One day in June, Hyneman hugged Shabana and caressed her hair as the young woman struggled to describe what had befallen her. They sat in an office at Women for Afghan Women, a private agency that assists abused women in a country where they are commonly treated as chattel.

Shabana said her head still aches from the beatings, and she clutched her throat to demonstrate how her kidnapper had choked her the night before she fled to a police station, which referred her to the shelter. Twenty-six days had passed since her escape, enough time for outrage to overcome the pain and shame.

"I am not a toy. I am human," she said in a clear, strong voice. "I should not be treated like an animal."

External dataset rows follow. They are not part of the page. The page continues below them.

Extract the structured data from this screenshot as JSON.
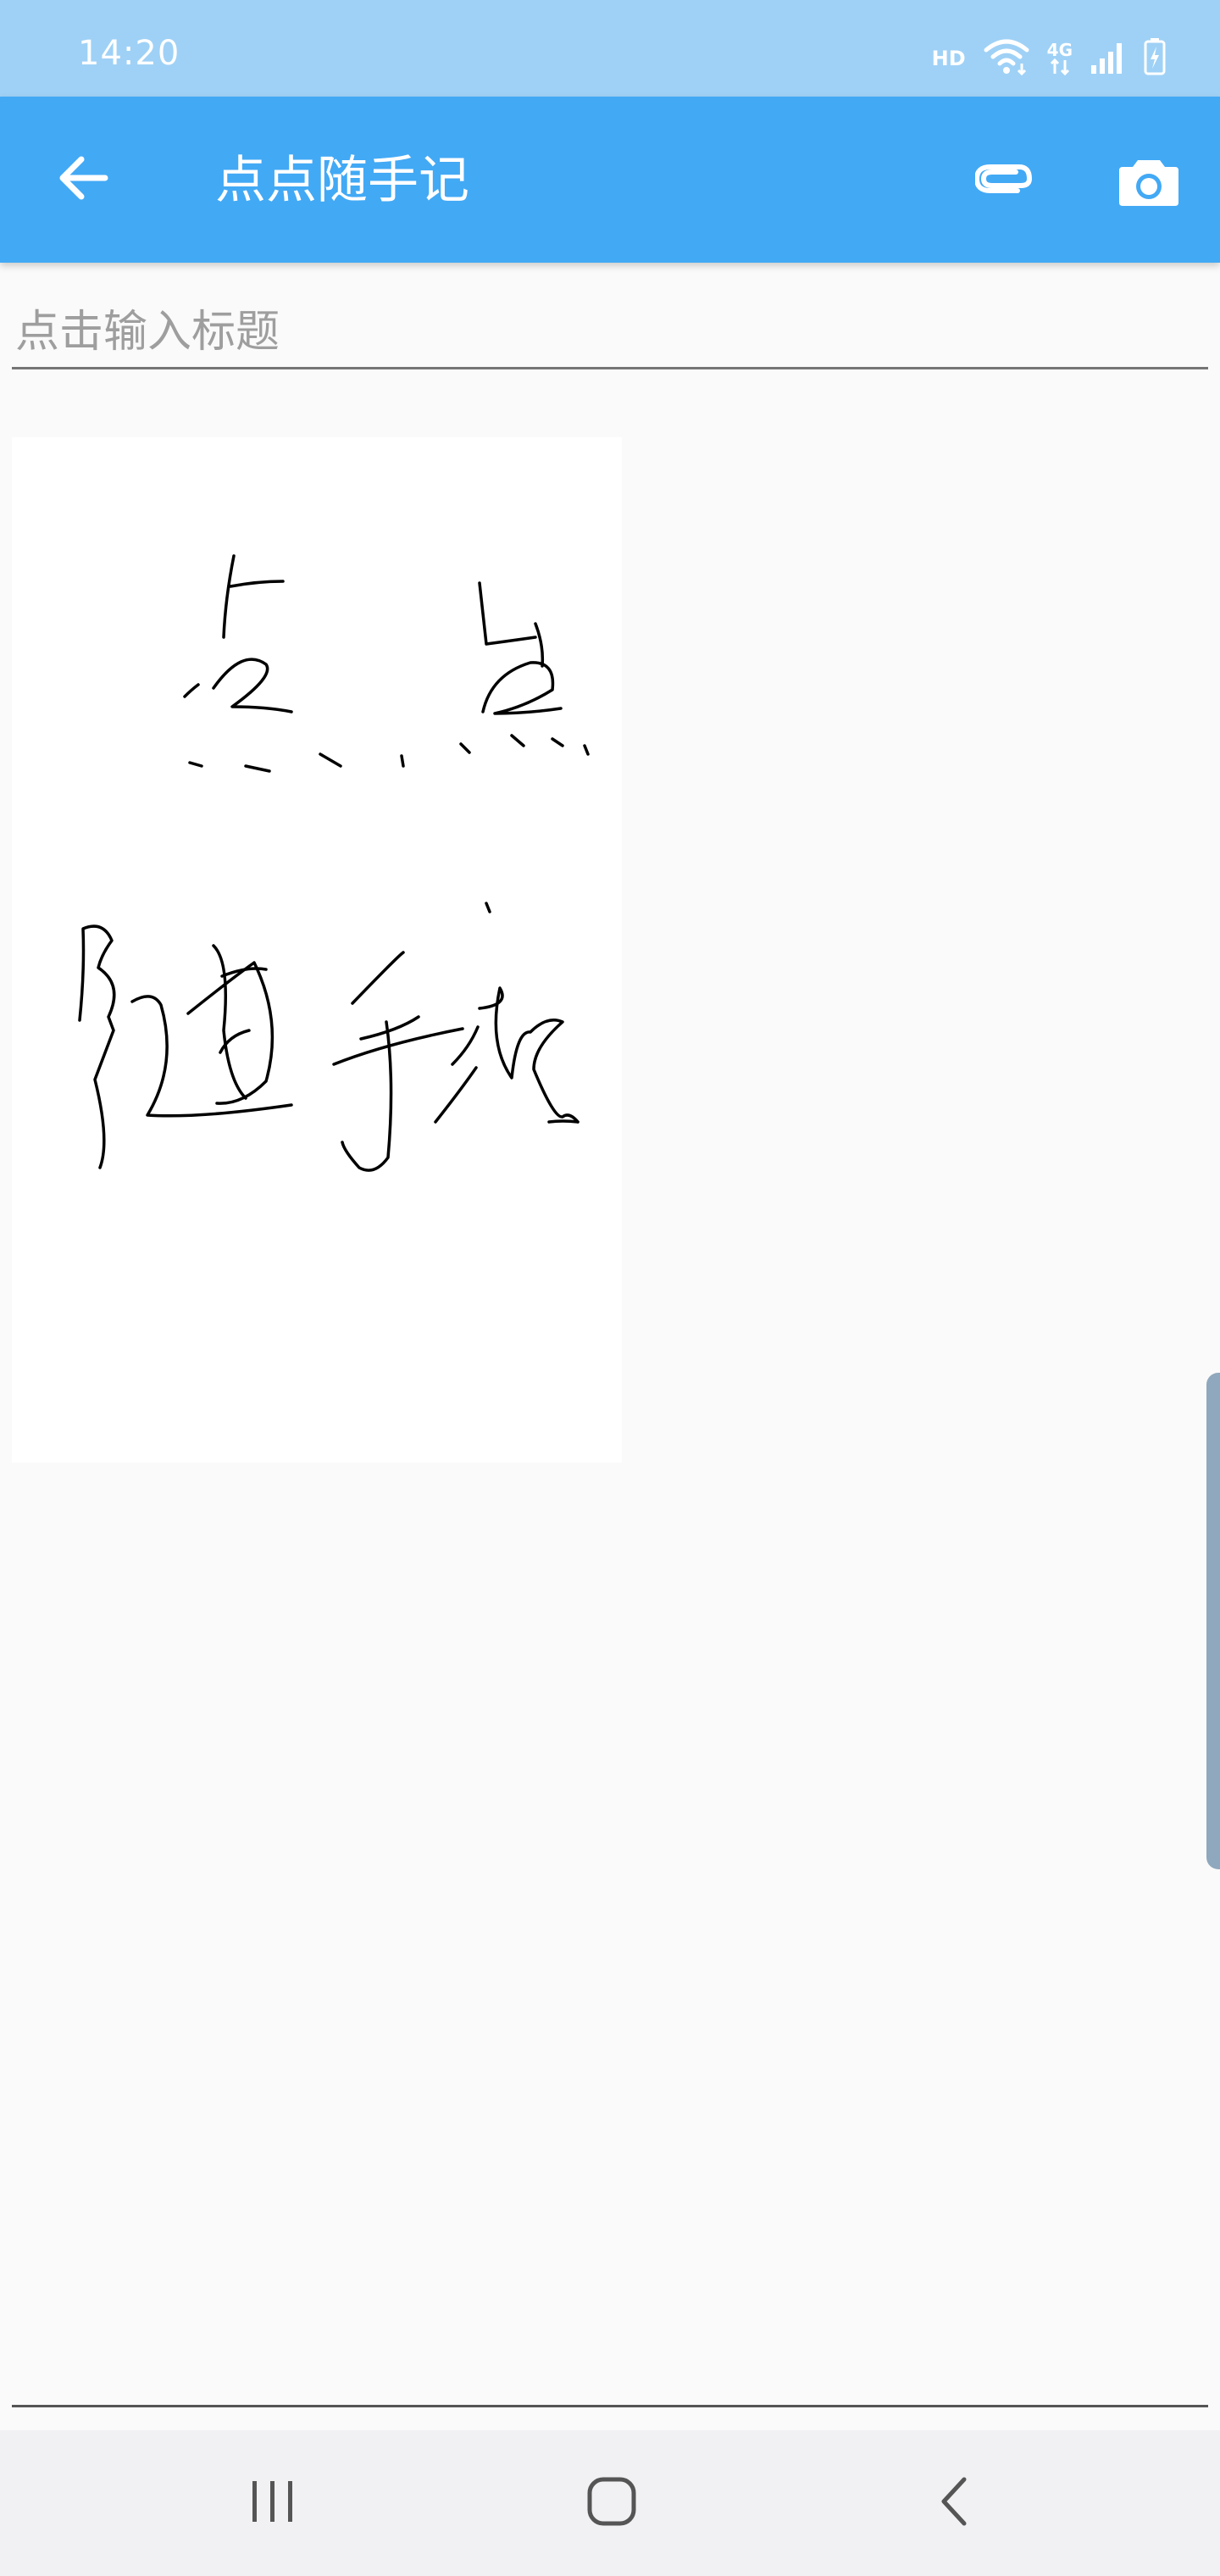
{
  "status_bar": {
    "time": "14:20",
    "hd_label": "HD",
    "network_label": "4G",
    "icons": [
      "hd-icon",
      "wifi-icon",
      "4g-icon",
      "signal-icon",
      "battery-charging-icon"
    ]
  },
  "app_bar": {
    "title": "点点随手记",
    "back_icon": "arrow-left-icon",
    "attach_icon": "paperclip-icon",
    "camera_icon": "camera-icon"
  },
  "note": {
    "title_value": "",
    "title_placeholder": "点击输入标题",
    "handwriting_text": "点点随手记"
  },
  "nav_bar": {
    "recents_icon": "recents-icon",
    "home_icon": "home-icon",
    "back_icon": "chevron-left-icon"
  },
  "colors": {
    "status_bar": "#9fd1f6",
    "app_bar": "#42a9f5",
    "background": "#fafafa",
    "nav_bar": "#f1f1f3"
  }
}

The agency, which has three Afghan lawyers, has gone to court to seek a divorce for Shabana. On this day, she had just returned from the courtroom, where her erstwhile husband vowed to get her back, and where her mother and uncle urged her to remove the stain on her family's honor and return to him.

"I would rather die than go back," Shabana said, a hard edge creeping into her voice. "If I go back, he will kill me. I am sure of that."

If forced to return, she said, she will commit suicide, "and my blood will be on their hands."

The shelter, part of the Family Guidance Center in Kabul, is funded by private donors in the United States, European governments and nongovernmental organizations. The center and its nearby shelter opened in March 2007, followed by centers in two other Afghan cities; they have given refuge and legal help to 750 women.